Selain perubahan musim yang telah terjadi di Indonesia selama dua dekade terakhir, indikasi perubahan iklim juga dapat ditunjukkan dengan pola cuaca yang mengalami perubahan karena tak lagi sesuai dengan tipe-tipe cuaca berdasarkan musim.
Akibatnya, pola cuaca ekstrem pun berubah. Cuaca ekstrem ditunjukkan melalui frekuensi hujan ekstrem yang kerap terjadi di wilayah Indonesia khususnya untuk wilayah Sumatera Selatan, Lampung, Jawa bagian barat dan tengah.
Sementara itu, untuk wilayah Jawa bagian timur, Lombok, Bali, Nusa Tenggara Barat (NTB), Nusa Tenggara Timur (NTT), hujan ekstrem meningkat selama musim kemarau.

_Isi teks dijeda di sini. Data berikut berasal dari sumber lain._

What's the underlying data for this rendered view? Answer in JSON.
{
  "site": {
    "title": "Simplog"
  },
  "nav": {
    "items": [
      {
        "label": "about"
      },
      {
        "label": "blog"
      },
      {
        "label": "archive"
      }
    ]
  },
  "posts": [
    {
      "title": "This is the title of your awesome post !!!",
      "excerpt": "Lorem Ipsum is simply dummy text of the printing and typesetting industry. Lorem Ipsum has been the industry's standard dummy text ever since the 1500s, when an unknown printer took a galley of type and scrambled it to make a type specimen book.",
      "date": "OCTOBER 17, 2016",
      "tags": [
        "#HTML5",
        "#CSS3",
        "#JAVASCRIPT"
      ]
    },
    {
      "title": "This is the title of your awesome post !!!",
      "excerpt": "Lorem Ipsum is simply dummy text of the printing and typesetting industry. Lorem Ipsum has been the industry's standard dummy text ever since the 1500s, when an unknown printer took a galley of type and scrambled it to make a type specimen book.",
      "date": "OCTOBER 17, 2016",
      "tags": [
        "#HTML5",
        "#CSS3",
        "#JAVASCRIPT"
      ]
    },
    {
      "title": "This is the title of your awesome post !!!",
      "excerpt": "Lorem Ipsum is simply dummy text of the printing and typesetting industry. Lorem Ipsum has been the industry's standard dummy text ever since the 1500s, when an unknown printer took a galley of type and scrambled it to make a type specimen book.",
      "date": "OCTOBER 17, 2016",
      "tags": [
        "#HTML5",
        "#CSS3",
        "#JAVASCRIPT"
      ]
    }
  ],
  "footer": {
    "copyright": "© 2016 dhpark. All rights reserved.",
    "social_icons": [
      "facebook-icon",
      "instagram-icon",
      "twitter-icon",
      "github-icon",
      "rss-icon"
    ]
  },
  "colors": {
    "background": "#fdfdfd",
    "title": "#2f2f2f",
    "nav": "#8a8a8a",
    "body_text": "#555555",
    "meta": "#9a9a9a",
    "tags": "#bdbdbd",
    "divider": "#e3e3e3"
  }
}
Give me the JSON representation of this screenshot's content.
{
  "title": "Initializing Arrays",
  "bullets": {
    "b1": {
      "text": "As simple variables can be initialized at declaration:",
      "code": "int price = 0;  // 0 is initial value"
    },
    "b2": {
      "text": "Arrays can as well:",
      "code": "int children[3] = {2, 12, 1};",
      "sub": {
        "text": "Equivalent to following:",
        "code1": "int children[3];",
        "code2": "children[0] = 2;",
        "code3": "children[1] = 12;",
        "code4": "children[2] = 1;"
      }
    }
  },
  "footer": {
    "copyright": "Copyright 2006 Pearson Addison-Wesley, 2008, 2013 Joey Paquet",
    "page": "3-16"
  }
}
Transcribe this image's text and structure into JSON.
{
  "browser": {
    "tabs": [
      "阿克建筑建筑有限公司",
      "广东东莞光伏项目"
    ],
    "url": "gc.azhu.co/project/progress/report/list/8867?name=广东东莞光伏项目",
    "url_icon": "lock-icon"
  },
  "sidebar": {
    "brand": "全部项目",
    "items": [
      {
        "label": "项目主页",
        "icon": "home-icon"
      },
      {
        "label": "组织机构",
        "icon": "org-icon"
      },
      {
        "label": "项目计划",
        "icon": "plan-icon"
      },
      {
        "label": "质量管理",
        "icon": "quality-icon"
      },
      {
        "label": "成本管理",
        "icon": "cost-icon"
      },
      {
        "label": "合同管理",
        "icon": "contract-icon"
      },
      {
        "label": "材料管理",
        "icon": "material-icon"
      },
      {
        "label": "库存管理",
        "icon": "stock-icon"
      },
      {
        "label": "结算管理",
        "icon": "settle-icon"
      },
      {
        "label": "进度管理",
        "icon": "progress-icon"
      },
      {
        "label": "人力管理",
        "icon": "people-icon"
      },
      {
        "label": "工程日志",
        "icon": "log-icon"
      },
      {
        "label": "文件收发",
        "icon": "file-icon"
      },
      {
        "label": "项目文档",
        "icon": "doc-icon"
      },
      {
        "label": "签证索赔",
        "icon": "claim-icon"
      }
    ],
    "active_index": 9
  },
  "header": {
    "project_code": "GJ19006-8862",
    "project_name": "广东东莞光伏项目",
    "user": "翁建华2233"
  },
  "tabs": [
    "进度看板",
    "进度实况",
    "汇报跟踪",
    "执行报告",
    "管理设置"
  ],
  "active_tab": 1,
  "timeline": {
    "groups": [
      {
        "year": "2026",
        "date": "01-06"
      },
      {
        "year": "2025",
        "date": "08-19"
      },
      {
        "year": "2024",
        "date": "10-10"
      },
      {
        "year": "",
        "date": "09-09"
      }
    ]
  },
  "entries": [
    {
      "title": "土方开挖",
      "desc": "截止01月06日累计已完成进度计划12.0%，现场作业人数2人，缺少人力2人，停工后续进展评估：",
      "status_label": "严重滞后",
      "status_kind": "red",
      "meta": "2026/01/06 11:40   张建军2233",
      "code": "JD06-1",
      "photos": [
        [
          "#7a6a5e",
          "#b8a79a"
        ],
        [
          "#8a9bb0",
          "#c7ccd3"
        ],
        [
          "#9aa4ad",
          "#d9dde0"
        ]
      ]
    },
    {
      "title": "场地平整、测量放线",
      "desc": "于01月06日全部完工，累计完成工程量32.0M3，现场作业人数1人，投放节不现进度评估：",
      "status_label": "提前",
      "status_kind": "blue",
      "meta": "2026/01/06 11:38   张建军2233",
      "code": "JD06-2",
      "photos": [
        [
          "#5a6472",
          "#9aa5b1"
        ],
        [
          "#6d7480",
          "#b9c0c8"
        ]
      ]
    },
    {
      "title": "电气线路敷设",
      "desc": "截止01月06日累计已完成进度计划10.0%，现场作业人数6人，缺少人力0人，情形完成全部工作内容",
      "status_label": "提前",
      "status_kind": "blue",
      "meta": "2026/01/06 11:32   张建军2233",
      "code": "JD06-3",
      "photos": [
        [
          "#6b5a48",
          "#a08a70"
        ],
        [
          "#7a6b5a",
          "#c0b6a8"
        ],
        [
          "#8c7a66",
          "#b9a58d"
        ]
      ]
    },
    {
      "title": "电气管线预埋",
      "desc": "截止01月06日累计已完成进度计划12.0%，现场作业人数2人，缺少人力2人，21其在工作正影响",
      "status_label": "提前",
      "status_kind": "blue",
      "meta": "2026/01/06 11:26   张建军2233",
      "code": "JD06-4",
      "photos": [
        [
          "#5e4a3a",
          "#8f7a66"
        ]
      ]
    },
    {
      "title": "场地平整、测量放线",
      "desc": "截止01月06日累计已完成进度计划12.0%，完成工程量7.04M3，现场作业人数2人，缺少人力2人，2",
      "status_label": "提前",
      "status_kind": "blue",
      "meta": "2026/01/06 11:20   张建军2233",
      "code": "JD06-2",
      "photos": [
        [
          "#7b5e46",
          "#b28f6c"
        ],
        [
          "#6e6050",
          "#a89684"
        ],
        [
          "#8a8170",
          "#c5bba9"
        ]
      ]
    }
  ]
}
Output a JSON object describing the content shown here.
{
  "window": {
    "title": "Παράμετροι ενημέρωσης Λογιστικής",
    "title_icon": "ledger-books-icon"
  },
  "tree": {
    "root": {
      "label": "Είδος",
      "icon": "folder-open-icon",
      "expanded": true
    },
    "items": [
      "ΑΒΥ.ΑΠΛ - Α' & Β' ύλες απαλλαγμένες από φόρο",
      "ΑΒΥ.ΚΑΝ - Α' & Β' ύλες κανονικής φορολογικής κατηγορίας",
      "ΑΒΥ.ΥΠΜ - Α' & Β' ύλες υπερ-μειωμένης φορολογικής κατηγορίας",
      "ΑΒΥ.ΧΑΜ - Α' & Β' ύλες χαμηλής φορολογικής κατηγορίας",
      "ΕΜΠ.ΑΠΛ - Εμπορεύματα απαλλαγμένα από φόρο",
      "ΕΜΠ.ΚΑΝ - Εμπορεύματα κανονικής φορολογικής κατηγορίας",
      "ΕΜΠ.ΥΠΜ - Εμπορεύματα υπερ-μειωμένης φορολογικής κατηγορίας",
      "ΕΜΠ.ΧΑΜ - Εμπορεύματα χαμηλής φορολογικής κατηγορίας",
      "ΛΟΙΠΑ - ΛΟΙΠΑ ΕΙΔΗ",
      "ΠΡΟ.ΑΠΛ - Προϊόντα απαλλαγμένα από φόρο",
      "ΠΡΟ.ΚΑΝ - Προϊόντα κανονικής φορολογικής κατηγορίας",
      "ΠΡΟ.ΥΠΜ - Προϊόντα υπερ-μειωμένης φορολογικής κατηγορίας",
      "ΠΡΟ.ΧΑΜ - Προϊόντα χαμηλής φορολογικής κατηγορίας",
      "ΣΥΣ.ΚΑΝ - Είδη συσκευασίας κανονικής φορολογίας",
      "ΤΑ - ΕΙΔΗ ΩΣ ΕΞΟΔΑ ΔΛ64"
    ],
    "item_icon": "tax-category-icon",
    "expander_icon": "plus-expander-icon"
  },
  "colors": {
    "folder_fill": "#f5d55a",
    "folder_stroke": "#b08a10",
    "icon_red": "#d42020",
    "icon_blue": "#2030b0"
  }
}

Selain itu, cuaca ekstrem mengalami eskalasi skala spasial yang semakin luas dan skala temporal yang lebih panjang sehingga membangkitkan kejadian ekstrem (extreme event) di atmosfer sehingga skala dampak yang ditimbulkan pun menjadi masif dan luas.
Menurut Erma, terdapat perbedaan antara cuaca ekstrem dan kejadian ekstrem. Cuaca ekstrem biasanya terjadi untuk skala yang lokal di suatu wilayah tertentu dan memiliki durasi kejadian yang singkat, kurang dari sejam atau maksimal sekitar dua hingga tiga jam.
Kejadian ekstrem secara waktu lebih lama karena memiliki setidaknya dua ciri: persisten atau bertahan lama dan sustain atau terus berlanjut. Secara skala spasial pun lebih luas karena mengacu pada gangguan cuaca skala sinoptik dalam rentang skala spasial ratusan hingga ribuan kilometer.
Selan itu, dampak merusak dari suatu kejadian ekstrem bersifat katastropik atau massal, dapat menelan korban ratusan bahkan ribuan jiwa.
Kajian terbaru yang dilakukan oleh tim di BRIN menunjukkan, kejadian ekstrem ini mengalami peningkatan karena faktor-faktor penyebabnya semakin intensif terjadi di Indonesia.
Studi tersebut menjelaskan mengenai mekanisme terbentuknya cikal bakal bibit Siklon Seroja yang tumbuh dari badai vorteks intensif selama 10 hari di perairan Banda, dan berlanjut terus menjadi siklon Seroja dan menelan korban 181 orang meninggal di Flores, NTT, pada 4 April 2021.
Mekanisme terbentuknya siklon Seroja ini ditunjukkan dalam studi dari tim di BRIN memiliki frekuensi selama dua tahun sekali. Hal ini cukup mengejutkan karena studi sebelumnya mengonfirmasi peluang siklon terbentuk di dekat ekuator hanya 100 400 tahun sekali (Chang, 2003).
Kajian dari tim di BRIN tersebut dinyatakan diterima pada 1 April 2023 jurnal international Natural Hazards berjudul: Evolution of Double Vortices Induced Seroja Tropical Cyclogenesis over Flores, Indonesia.